PUBLISHED: 30 July 2012

World Water Facts

World  Water Facts

Water Supply

  • About 70% of the Earth’s surface is water-covered[1].
  • The oceans hold about 96.5% of all Earth’s water[1].
  • 68.9% of the Earth’s fresh water exists in the form of glaciers and permanent snow cover[2]
  • About 30.8% of the world’s total freshwater supply is groundwater (this includes soil moisture, swamp water and permafrost) whereas only about 0.3% of total global fresh water is stored in lakes and rivers[2].
  • The volume of all water on Earth would be about 1,386 million cubic kilometers (km3)…A cubic kilometer of water equals about 264 billion gallons[1].
  • Of the freshwater on Earth, much more is stored in the ground than is available in lakes and rivers. More than 2,000,000 mi3 (8,400,000 km3) of freshwater is stored in the Earth, most within one-half mile of the surface. But, if you really want to find freshwater, the most is stored in the 7,000,000 mi3 (29,200,000 km3) of water found in glaciers and icecaps, mainly in the polar regions and in Greenland[1]
  • Almost two billion people were affected by natural disasters in the last decade of the 20th century, 86% of them by floods and droughts[2].


Water Demand

  • Around 3,800 cubic kilometres of fresh water is withdrawn annually from the world’s lakes, rivers and aquifers. This is twice the volume extracted 50 years ago[2]
  • Universal water metering has proven to reduce overall residential and ICI (Industrial-Commercial-Institutional) water consumption by 15-30%[2]
  • Asia has the greatest annual availability of fresh-water and Australia the lowest. But when population is taken into account the picture looks very different. By the mid-1990s, 80 countries home to 40% of world population encountered serious water shortages. Worst affected are Africa and the Middle East{11}. 
  • Water withdrawals for industry: World – 22% of total water use; High-income countries – 59% of total water use; Low-income countries – 8% of total water use[2].
  • In all regions except Europe and North America, agriculture is by far the biggest user of water, accounting worldwide for about 69% of all withdrawals[2].
  • Worldwide, in 2012 over 324 million hectares are equipped for irrigation, of which about 85 percent or 275 million hectares are actually irrigated[8].
  • Irrigated agriculture represents 20 percent of the total cultivated land, but contributes 40 percent of the total food produced worldwide[8].

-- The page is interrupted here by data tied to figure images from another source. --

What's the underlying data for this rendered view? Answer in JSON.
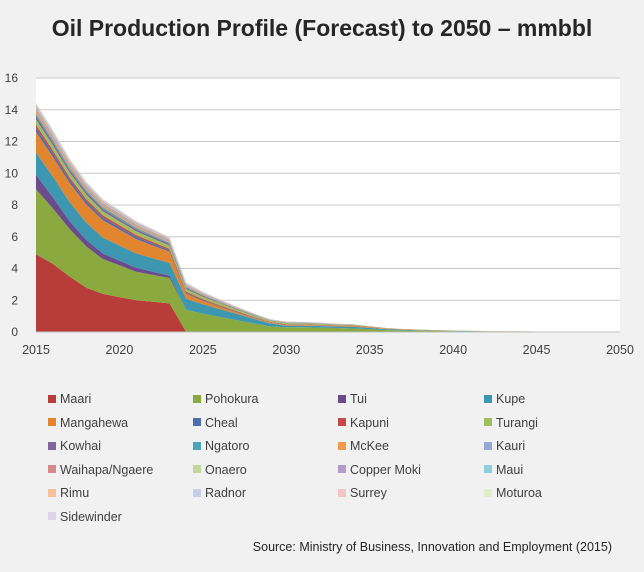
{
  "chart_data": {
    "type": "area",
    "stacked": true,
    "title": "Oil Production Profile (Forecast) to 2050 – mmbbl",
    "xlabel": "",
    "ylabel": "",
    "xlim": [
      2015,
      2050
    ],
    "ylim": [
      0,
      16
    ],
    "x_ticks": [
      2015,
      2020,
      2025,
      2030,
      2035,
      2040,
      2045,
      2050
    ],
    "y_ticks": [
      0,
      2,
      4,
      6,
      8,
      10,
      12,
      14,
      16
    ],
    "grid": true,
    "legend_position": "bottom",
    "x": [
      2015,
      2016,
      2017,
      2018,
      2019,
      2020,
      2021,
      2022,
      2023,
      2024,
      2025,
      2026,
      2027,
      2028,
      2029,
      2030,
      2031,
      2032,
      2033,
      2034,
      2035,
      2036,
      2037,
      2038,
      2039,
      2040,
      2041,
      2042,
      2043,
      2044,
      2045,
      2046,
      2047,
      2048,
      2049,
      2050
    ],
    "series": [
      {
        "name": "Maari",
        "color": "#b83c3a",
        "values": [
          4.9,
          4.3,
          3.5,
          2.8,
          2.4,
          2.2,
          2.0,
          1.9,
          1.8,
          0,
          0,
          0,
          0,
          0,
          0,
          0,
          0,
          0,
          0,
          0,
          0,
          0,
          0,
          0,
          0,
          0,
          0,
          0,
          0,
          0,
          0,
          0,
          0,
          0,
          0,
          0
        ]
      },
      {
        "name": "Pohokura",
        "color": "#8aaa3f",
        "values": [
          4.1,
          3.5,
          3.0,
          2.6,
          2.2,
          2.0,
          1.8,
          1.7,
          1.6,
          1.4,
          1.15,
          0.95,
          0.75,
          0.55,
          0.35,
          0.3,
          0.3,
          0.28,
          0.25,
          0.22,
          0.18,
          0.12,
          0.1,
          0.08,
          0.06,
          0.05,
          0.04,
          0.03,
          0.02,
          0.02,
          0.02,
          0.01,
          0.01,
          0.01,
          0.01,
          0
        ]
      },
      {
        "name": "Tui",
        "color": "#6a4b8c",
        "values": [
          0.9,
          0.7,
          0.5,
          0.4,
          0.35,
          0.3,
          0.25,
          0.2,
          0.15,
          0,
          0,
          0,
          0,
          0,
          0,
          0,
          0,
          0,
          0,
          0,
          0,
          0,
          0,
          0,
          0,
          0,
          0,
          0,
          0,
          0,
          0,
          0,
          0,
          0,
          0,
          0
        ]
      },
      {
        "name": "Kupe",
        "color": "#3d97b0",
        "values": [
          1.4,
          1.3,
          1.2,
          1.1,
          1.0,
          0.95,
          0.9,
          0.85,
          0.8,
          0.7,
          0.6,
          0.5,
          0.4,
          0.3,
          0.2,
          0.1,
          0.1,
          0.1,
          0.1,
          0.1,
          0.08,
          0.05,
          0.04,
          0.03,
          0.02,
          0.02,
          0.02,
          0.01,
          0.01,
          0.01,
          0,
          0,
          0,
          0,
          0,
          0
        ]
      },
      {
        "name": "Mangahewa",
        "color": "#e2852f",
        "values": [
          1.3,
          1.25,
          1.2,
          1.15,
          1.1,
          1.0,
          0.9,
          0.8,
          0.7,
          0.3,
          0.2,
          0.15,
          0.1,
          0.05,
          0.05,
          0.05,
          0.05,
          0.05,
          0.05,
          0.05,
          0.04,
          0.03,
          0.02,
          0.02,
          0.01,
          0.01,
          0.01,
          0.01,
          0.01,
          0.01,
          0,
          0,
          0,
          0,
          0,
          0
        ]
      },
      {
        "name": "Cheal",
        "color": "#4d6eb3",
        "values": [
          0.25,
          0.22,
          0.2,
          0.18,
          0.16,
          0.15,
          0.14,
          0.12,
          0.1,
          0.05,
          0.04,
          0.03,
          0.02,
          0.02,
          0.01,
          0.01,
          0.01,
          0.01,
          0.01,
          0.01,
          0,
          0,
          0,
          0,
          0,
          0,
          0,
          0,
          0,
          0,
          0,
          0,
          0,
          0,
          0,
          0
        ]
      },
      {
        "name": "Kapuni",
        "color": "#c44a48",
        "values": [
          0.2,
          0.18,
          0.16,
          0.15,
          0.14,
          0.13,
          0.12,
          0.1,
          0.1,
          0.08,
          0.07,
          0.06,
          0.05,
          0.04,
          0.03,
          0.03,
          0.03,
          0.02,
          0.02,
          0.02,
          0.02,
          0.01,
          0.01,
          0.01,
          0.01,
          0,
          0,
          0,
          0,
          0,
          0,
          0,
          0,
          0,
          0,
          0
        ]
      },
      {
        "name": "Turangi",
        "color": "#a2bd5e",
        "values": [
          0.35,
          0.33,
          0.3,
          0.28,
          0.26,
          0.25,
          0.24,
          0.22,
          0.2,
          0.18,
          0.16,
          0.14,
          0.12,
          0.1,
          0.08,
          0.07,
          0.06,
          0.05,
          0.04,
          0.04,
          0.03,
          0.03,
          0.02,
          0.02,
          0.02,
          0.02,
          0.01,
          0.01,
          0.01,
          0.01,
          0.01,
          0.01,
          0,
          0,
          0,
          0
        ]
      },
      {
        "name": "Kowhai",
        "color": "#806799",
        "values": [
          0.2,
          0.18,
          0.16,
          0.15,
          0.14,
          0.13,
          0.12,
          0.11,
          0.1,
          0.08,
          0.06,
          0.05,
          0.04,
          0.03,
          0.02,
          0.02,
          0.02,
          0.02,
          0.01,
          0.01,
          0.01,
          0.01,
          0,
          0,
          0,
          0,
          0,
          0,
          0,
          0,
          0,
          0,
          0,
          0,
          0,
          0
        ]
      },
      {
        "name": "Ngatoro",
        "color": "#4aa5bd",
        "values": [
          0.15,
          0.14,
          0.13,
          0.12,
          0.11,
          0.1,
          0.09,
          0.08,
          0.07,
          0.05,
          0.04,
          0.03,
          0.02,
          0.02,
          0.01,
          0.01,
          0.01,
          0.01,
          0.01,
          0.01,
          0,
          0,
          0,
          0,
          0,
          0,
          0,
          0,
          0,
          0,
          0,
          0,
          0,
          0,
          0,
          0
        ]
      },
      {
        "name": "McKee",
        "color": "#f09a4a",
        "values": [
          0.15,
          0.14,
          0.13,
          0.12,
          0.11,
          0.1,
          0.09,
          0.08,
          0.07,
          0.05,
          0.04,
          0.03,
          0.02,
          0.02,
          0.01,
          0.01,
          0.01,
          0.01,
          0.01,
          0.01,
          0,
          0,
          0,
          0,
          0,
          0,
          0,
          0,
          0,
          0,
          0,
          0,
          0,
          0,
          0,
          0
        ]
      },
      {
        "name": "Kauri",
        "color": "#95a8d6",
        "values": [
          0.1,
          0.1,
          0.09,
          0.09,
          0.08,
          0.08,
          0.07,
          0.07,
          0.06,
          0.05,
          0.04,
          0.03,
          0.02,
          0.02,
          0.01,
          0.01,
          0.01,
          0.01,
          0.01,
          0.01,
          0,
          0,
          0,
          0,
          0,
          0,
          0,
          0,
          0,
          0,
          0,
          0,
          0,
          0,
          0,
          0
        ]
      },
      {
        "name": "Waihapa/Ngaere",
        "color": "#d68b89",
        "values": [
          0.1,
          0.09,
          0.08,
          0.08,
          0.07,
          0.07,
          0.06,
          0.06,
          0.05,
          0.04,
          0.03,
          0.02,
          0.02,
          0.01,
          0.01,
          0.01,
          0.01,
          0.01,
          0.01,
          0.01,
          0,
          0,
          0,
          0,
          0,
          0,
          0,
          0,
          0,
          0,
          0,
          0,
          0,
          0,
          0,
          0
        ]
      },
      {
        "name": "Onaero",
        "color": "#c4d79b",
        "values": [
          0.08,
          0.07,
          0.07,
          0.06,
          0.06,
          0.05,
          0.05,
          0.05,
          0.04,
          0.03,
          0.02,
          0.02,
          0.01,
          0.01,
          0.01,
          0.01,
          0.01,
          0.01,
          0,
          0,
          0,
          0,
          0,
          0,
          0,
          0,
          0,
          0,
          0,
          0,
          0,
          0,
          0,
          0,
          0,
          0
        ]
      },
      {
        "name": "Copper Moki",
        "color": "#b39dc8",
        "values": [
          0.07,
          0.06,
          0.06,
          0.05,
          0.05,
          0.05,
          0.04,
          0.04,
          0.04,
          0.03,
          0.02,
          0.02,
          0.01,
          0.01,
          0.01,
          0.01,
          0.01,
          0.01,
          0,
          0,
          0,
          0,
          0,
          0,
          0,
          0,
          0,
          0,
          0,
          0,
          0,
          0,
          0,
          0,
          0,
          0
        ]
      },
      {
        "name": "Maui",
        "color": "#92cddc",
        "values": [
          0.05,
          0.05,
          0.05,
          0.04,
          0.04,
          0.04,
          0.04,
          0.03,
          0.03,
          0.02,
          0.02,
          0.01,
          0.01,
          0.01,
          0.01,
          0.01,
          0,
          0,
          0,
          0,
          0,
          0,
          0,
          0,
          0,
          0,
          0,
          0,
          0,
          0,
          0,
          0,
          0,
          0,
          0,
          0
        ]
      },
      {
        "name": "Rimu",
        "color": "#f7c09a",
        "values": [
          0.05,
          0.05,
          0.04,
          0.04,
          0.04,
          0.03,
          0.03,
          0.03,
          0.03,
          0.02,
          0.02,
          0.01,
          0.01,
          0.01,
          0.01,
          0.01,
          0,
          0,
          0,
          0,
          0,
          0,
          0,
          0,
          0,
          0,
          0,
          0,
          0,
          0,
          0,
          0,
          0,
          0,
          0,
          0
        ]
      },
      {
        "name": "Radnor",
        "color": "#c5cde8",
        "values": [
          0.04,
          0.04,
          0.04,
          0.03,
          0.03,
          0.03,
          0.03,
          0.02,
          0.02,
          0.02,
          0.01,
          0.01,
          0.01,
          0.01,
          0,
          0,
          0,
          0,
          0,
          0,
          0,
          0,
          0,
          0,
          0,
          0,
          0,
          0,
          0,
          0,
          0,
          0,
          0,
          0,
          0,
          0
        ]
      },
      {
        "name": "Surrey",
        "color": "#f1c7c6",
        "values": [
          0.03,
          0.03,
          0.03,
          0.03,
          0.02,
          0.02,
          0.02,
          0.02,
          0.02,
          0.01,
          0.01,
          0.01,
          0.01,
          0,
          0,
          0,
          0,
          0,
          0,
          0,
          0,
          0,
          0,
          0,
          0,
          0,
          0,
          0,
          0,
          0,
          0,
          0,
          0,
          0,
          0,
          0
        ]
      },
      {
        "name": "Moturoa",
        "color": "#e3edc9",
        "values": [
          0.02,
          0.02,
          0.02,
          0.02,
          0.02,
          0.02,
          0.01,
          0.01,
          0.01,
          0.01,
          0.01,
          0.01,
          0,
          0,
          0,
          0,
          0,
          0,
          0,
          0,
          0,
          0,
          0,
          0,
          0,
          0,
          0,
          0,
          0,
          0,
          0,
          0,
          0,
          0,
          0,
          0
        ]
      },
      {
        "name": "Sidewinder",
        "color": "#ddd4e8",
        "values": [
          0.02,
          0.02,
          0.02,
          0.02,
          0.02,
          0.01,
          0.01,
          0.01,
          0.01,
          0.01,
          0.01,
          0,
          0,
          0,
          0,
          0,
          0,
          0,
          0,
          0,
          0,
          0,
          0,
          0,
          0,
          0,
          0,
          0,
          0,
          0,
          0,
          0,
          0,
          0,
          0,
          0
        ]
      }
    ]
  },
  "source_note": "Source: Ministry of Business, Innovation and Employment (2015)"
}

  • Almost one fifth of the world’s population (about 1.2 billion people) live in areas where the water is physically scarce. One quarter of the global population also live in developing countries that face water shortages due to a lack of infrastructure to fetch water from rivers and aquifers.
  • Millennium Development Goal number 7, target 10 aims to halve, by 2015, the proportion of people without sustainable access to safe drinking water and basic sanitation. Water scarcity could threaten progress to reach this target. 
  • 50% of the world’s wetlands have been lost since 1900[2].
  • Freshwater species face an estimated extinction rate five times greater than that of terrestrial species[3].



  • There are 780 million people without access to an improved drinking water source[4].
  • 46% of the world does not have drinking water piped to their premises[4].
  • 60% of the world’s 227 biggest rivers have interrupted stream flows due to dams and other infrastructure. Interruptions in stream flow dramatically decrease sediment and nutrient transport to downstream stretches, reducing water quality and impairing ecosystem health[5].
  • The first municipal water filtration works opened in Paisley, Scotland in 1832[2]


Health and Sanitation

  • There are currently 2.5 billion people without access to improved sanitation[5].
  • Over 70% of the people who lack sanitation, or 1.8 billion people, live in Asia[5]
  • Every year almost 4 million people die from water related diseases[6].
  • A typical individual in the United States uses 500 litres of water each day[6]
  • Every day, 2 million tons of sewage and industrial and agricultural waste are discharged into the world’s water (UN WWAP 2003), the equivalent of the weight of the entire human population of 6.8 billion people[5]
  • Sanitation and drinking water investments have high rates of return: for every $1 invested, there is a projected $3-$34 economic development return[3].
  • Economic losses due to the lack of water and sanitation in Africa as a result of the mortality and morbidity impacts is estimated at $28.4 billion or about 5% of GDP[3].
  • In developing countries about 70% of the industrial wastes are disposed of untreated into waters where they contaminate existing water supplies.[3] 
  • Worldwide, infectious diseases such as waterborne diseases are the number one killer of children under five years old[3]
  • More people die from unsafe water annually than from all forms of violence, including war[3].